Shauy’b Greenaway, 39, and his parents, Avery and Sharon Knight, were pleased with the verdict in their favor, said Frederick Brewington, who tried the case before U.S. District Court Judge LaShann DeArcy Hall during a weeklong trial in federal court in Brooklyn.
“They finally feel as though justice has seen the light of day,” Brewington said of his clients. “This shows that when police come into your house and are told to leave when they don’t have any right to be there, they should leave. . . . What they decided to do was use unnecessary force to take Mr. Greenaway into custody when he wasn’t a threat.”
Nassau County officials could not be reached for comment.
Don Ryan, Hempstead’s newly elected mayor, said he was unfamiliar with the case and could not comment.
The case focused on an incident seven years ago in which police tried to remove Greenaway from the family’s Hempstead home after the family called 911.
In his complaint, Brewington said Sharon Knight called Hempstead officers on April 25, 2010, to escort her son, who suffers from bipolar disorder, to a hospital because he was displaying signs of distress.
Hempstead officers arrived first at the Amherst Street house and unsuccessfully tried to coax Greenaway out of a bathroom, where he was painting, Brewington said, adding that Greenaway was not combative but declined to go.

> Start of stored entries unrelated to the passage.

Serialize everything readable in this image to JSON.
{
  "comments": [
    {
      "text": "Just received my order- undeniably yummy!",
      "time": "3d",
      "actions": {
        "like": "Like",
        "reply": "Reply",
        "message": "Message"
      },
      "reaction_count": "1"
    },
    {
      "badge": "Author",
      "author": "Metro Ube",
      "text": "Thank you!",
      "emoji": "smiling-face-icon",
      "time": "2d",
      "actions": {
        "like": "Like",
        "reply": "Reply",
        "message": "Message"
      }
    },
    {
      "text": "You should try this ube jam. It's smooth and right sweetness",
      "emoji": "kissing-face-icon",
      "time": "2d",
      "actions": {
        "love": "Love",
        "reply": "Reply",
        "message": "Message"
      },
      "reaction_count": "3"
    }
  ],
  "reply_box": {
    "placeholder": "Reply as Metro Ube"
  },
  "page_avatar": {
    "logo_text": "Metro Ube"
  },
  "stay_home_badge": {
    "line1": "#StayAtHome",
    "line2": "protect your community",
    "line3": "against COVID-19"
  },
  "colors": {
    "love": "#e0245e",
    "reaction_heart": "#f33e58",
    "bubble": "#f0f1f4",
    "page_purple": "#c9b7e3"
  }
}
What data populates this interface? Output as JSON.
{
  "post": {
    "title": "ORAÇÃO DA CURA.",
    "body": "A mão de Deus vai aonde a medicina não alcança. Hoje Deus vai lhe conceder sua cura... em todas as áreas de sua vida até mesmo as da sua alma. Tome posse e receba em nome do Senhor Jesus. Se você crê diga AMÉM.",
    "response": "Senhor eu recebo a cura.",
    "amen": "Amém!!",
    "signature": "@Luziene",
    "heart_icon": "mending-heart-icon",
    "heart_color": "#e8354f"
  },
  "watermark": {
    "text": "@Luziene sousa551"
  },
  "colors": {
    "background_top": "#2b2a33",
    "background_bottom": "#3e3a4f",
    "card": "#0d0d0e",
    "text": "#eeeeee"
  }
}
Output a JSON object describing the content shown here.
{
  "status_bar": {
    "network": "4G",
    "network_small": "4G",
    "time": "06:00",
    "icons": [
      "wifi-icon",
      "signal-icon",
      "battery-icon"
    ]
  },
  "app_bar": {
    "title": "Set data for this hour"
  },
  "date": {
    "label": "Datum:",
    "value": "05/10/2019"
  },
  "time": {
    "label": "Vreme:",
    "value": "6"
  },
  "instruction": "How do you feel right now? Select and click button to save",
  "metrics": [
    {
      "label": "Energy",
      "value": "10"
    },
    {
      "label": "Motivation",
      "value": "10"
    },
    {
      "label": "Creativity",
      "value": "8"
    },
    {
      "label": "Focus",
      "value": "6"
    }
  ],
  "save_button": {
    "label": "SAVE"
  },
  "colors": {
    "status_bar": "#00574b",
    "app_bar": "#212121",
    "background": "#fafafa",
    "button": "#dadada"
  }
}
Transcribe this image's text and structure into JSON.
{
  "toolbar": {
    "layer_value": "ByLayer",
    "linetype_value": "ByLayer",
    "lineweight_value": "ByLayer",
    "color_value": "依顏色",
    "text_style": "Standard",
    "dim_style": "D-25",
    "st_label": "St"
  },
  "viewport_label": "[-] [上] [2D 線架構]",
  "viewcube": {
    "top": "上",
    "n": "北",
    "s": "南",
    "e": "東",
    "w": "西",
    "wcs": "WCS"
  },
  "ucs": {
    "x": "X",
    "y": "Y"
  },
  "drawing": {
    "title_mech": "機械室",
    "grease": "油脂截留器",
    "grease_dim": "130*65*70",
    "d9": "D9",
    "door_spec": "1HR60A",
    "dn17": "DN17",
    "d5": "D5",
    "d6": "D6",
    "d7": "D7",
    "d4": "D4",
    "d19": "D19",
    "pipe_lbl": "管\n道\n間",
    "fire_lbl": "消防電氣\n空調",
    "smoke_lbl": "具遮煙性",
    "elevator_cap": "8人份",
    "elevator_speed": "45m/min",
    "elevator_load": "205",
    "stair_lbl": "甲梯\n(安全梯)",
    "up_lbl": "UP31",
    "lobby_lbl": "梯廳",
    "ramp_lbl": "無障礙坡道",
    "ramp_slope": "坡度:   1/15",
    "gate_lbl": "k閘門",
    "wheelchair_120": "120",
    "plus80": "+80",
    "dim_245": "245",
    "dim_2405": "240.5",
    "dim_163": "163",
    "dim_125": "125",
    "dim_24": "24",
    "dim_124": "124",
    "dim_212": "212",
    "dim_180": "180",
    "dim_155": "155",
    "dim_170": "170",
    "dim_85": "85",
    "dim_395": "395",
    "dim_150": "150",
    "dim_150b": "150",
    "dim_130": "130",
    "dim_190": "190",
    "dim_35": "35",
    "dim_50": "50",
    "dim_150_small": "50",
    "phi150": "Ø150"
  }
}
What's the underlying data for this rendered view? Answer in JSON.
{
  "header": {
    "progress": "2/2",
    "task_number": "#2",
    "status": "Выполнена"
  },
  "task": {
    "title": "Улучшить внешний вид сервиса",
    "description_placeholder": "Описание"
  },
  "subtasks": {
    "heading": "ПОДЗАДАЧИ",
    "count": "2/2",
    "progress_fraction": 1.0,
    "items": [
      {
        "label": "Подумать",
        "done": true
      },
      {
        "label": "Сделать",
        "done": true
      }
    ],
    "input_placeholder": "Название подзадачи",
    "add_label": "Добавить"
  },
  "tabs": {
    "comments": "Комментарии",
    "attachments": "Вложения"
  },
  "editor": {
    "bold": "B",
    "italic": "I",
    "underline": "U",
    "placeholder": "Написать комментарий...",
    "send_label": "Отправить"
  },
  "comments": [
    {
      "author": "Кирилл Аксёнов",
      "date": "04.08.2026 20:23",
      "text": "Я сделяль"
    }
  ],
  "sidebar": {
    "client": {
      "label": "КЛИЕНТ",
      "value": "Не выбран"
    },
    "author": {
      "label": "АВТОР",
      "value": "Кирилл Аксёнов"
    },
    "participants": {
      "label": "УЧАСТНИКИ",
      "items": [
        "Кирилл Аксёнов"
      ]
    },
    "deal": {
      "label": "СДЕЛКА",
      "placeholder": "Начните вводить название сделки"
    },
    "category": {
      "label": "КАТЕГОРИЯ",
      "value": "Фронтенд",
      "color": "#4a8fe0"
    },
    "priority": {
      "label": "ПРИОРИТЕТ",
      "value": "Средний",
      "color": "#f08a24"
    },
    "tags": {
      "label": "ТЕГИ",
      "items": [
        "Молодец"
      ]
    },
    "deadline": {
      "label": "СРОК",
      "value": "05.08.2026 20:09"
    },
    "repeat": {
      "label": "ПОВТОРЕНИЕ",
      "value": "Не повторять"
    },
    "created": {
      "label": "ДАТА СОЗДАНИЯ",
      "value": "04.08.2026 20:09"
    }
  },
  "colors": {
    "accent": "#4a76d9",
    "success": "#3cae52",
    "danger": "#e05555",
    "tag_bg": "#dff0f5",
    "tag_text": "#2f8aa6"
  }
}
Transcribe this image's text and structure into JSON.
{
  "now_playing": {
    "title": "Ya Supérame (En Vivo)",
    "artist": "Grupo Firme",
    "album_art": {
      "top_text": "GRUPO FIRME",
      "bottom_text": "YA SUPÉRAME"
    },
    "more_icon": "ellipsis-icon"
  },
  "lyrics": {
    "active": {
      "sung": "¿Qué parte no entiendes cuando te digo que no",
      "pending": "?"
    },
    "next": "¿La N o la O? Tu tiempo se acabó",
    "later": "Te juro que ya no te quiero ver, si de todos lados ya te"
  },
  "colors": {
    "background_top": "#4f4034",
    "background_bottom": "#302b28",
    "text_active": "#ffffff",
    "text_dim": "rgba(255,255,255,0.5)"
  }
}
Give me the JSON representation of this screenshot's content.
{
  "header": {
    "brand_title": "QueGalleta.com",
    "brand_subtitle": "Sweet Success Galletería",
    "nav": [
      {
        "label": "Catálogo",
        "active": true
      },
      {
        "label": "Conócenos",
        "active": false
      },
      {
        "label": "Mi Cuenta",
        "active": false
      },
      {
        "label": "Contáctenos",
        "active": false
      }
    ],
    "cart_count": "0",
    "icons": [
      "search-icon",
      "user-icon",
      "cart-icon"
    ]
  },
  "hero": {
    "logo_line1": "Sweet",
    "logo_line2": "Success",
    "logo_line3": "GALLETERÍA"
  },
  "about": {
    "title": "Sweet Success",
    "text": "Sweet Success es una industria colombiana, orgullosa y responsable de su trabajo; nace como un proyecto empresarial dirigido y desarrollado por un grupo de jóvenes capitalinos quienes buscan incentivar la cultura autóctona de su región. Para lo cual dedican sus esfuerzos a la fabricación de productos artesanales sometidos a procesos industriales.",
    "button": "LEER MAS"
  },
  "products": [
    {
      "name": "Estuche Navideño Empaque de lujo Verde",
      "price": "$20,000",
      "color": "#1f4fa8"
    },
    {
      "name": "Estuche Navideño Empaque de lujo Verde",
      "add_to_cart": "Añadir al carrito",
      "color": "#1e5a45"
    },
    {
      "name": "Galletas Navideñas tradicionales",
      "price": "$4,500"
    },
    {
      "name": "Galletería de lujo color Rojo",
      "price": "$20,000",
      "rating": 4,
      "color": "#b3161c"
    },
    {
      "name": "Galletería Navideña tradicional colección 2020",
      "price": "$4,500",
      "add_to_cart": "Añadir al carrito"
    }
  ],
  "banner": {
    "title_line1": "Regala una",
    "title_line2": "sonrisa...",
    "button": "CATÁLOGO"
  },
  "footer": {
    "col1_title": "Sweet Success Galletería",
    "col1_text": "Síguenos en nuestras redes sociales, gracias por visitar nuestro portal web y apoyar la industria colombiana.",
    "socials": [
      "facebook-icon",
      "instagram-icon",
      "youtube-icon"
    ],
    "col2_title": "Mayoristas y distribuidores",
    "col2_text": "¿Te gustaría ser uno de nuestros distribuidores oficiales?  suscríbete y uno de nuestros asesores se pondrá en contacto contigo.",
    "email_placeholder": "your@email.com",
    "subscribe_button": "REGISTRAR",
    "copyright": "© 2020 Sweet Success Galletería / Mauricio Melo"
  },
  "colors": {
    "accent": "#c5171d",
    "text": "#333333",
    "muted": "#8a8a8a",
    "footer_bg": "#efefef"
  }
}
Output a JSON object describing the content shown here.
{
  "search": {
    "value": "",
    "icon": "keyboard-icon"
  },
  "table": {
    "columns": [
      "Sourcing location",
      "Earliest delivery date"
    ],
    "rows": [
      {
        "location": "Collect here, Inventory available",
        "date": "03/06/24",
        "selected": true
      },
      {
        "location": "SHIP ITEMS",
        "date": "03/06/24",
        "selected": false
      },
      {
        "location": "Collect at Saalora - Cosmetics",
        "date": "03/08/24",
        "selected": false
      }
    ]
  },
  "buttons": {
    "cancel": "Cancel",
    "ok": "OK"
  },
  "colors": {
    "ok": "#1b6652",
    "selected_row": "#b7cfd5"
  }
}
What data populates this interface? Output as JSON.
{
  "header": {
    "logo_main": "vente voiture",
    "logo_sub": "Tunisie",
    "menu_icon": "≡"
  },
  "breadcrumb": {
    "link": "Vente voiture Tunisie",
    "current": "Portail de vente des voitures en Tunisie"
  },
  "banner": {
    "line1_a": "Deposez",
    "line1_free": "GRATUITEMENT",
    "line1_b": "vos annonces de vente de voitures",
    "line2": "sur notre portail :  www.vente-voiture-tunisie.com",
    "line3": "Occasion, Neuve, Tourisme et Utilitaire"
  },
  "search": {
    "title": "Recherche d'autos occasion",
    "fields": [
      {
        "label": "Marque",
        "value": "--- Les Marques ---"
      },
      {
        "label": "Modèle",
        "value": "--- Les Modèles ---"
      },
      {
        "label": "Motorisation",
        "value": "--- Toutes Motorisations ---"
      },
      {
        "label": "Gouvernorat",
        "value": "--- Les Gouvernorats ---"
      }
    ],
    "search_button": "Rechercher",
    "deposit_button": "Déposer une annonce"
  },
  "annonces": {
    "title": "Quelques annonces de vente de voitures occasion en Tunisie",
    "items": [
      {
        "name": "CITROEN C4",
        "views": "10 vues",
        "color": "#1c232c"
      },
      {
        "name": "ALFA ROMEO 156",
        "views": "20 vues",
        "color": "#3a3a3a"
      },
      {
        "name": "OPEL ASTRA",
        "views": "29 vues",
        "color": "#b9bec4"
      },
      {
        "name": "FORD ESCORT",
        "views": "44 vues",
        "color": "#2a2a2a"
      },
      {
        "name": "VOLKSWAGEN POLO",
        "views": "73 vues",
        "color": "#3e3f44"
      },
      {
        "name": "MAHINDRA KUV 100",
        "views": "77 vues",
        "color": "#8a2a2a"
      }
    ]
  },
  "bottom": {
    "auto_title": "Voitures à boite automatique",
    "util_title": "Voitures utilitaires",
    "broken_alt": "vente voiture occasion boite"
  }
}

Nassau police officers arrived and also tried to persuade Greenaway to come with them, but at least one officer later resorted to shooting him with a Taser gun up to four times to subdue him, the suit said, adding that the device knocked Greenaway down in the bathroom, where he was then covered with paint.
Greenaway suffered extreme anxiety and puncture wounds in his chest, where he has a permanent scar, the suit said, adding that his mental health also began to deteriorate after the incident.
Greenaway’s parents, Brewington said, were also roughed up in scuffles with some of the officers after they demanded that the officers leave the home.
A previous version of this story incorrectly identified the judge presiding over the trial. U.S. District Court Judge LaShann DeArcy Hall presided over the trial. A previous headline also incorrectly described the amount of damages awarded by the jury. It was $8.3 million.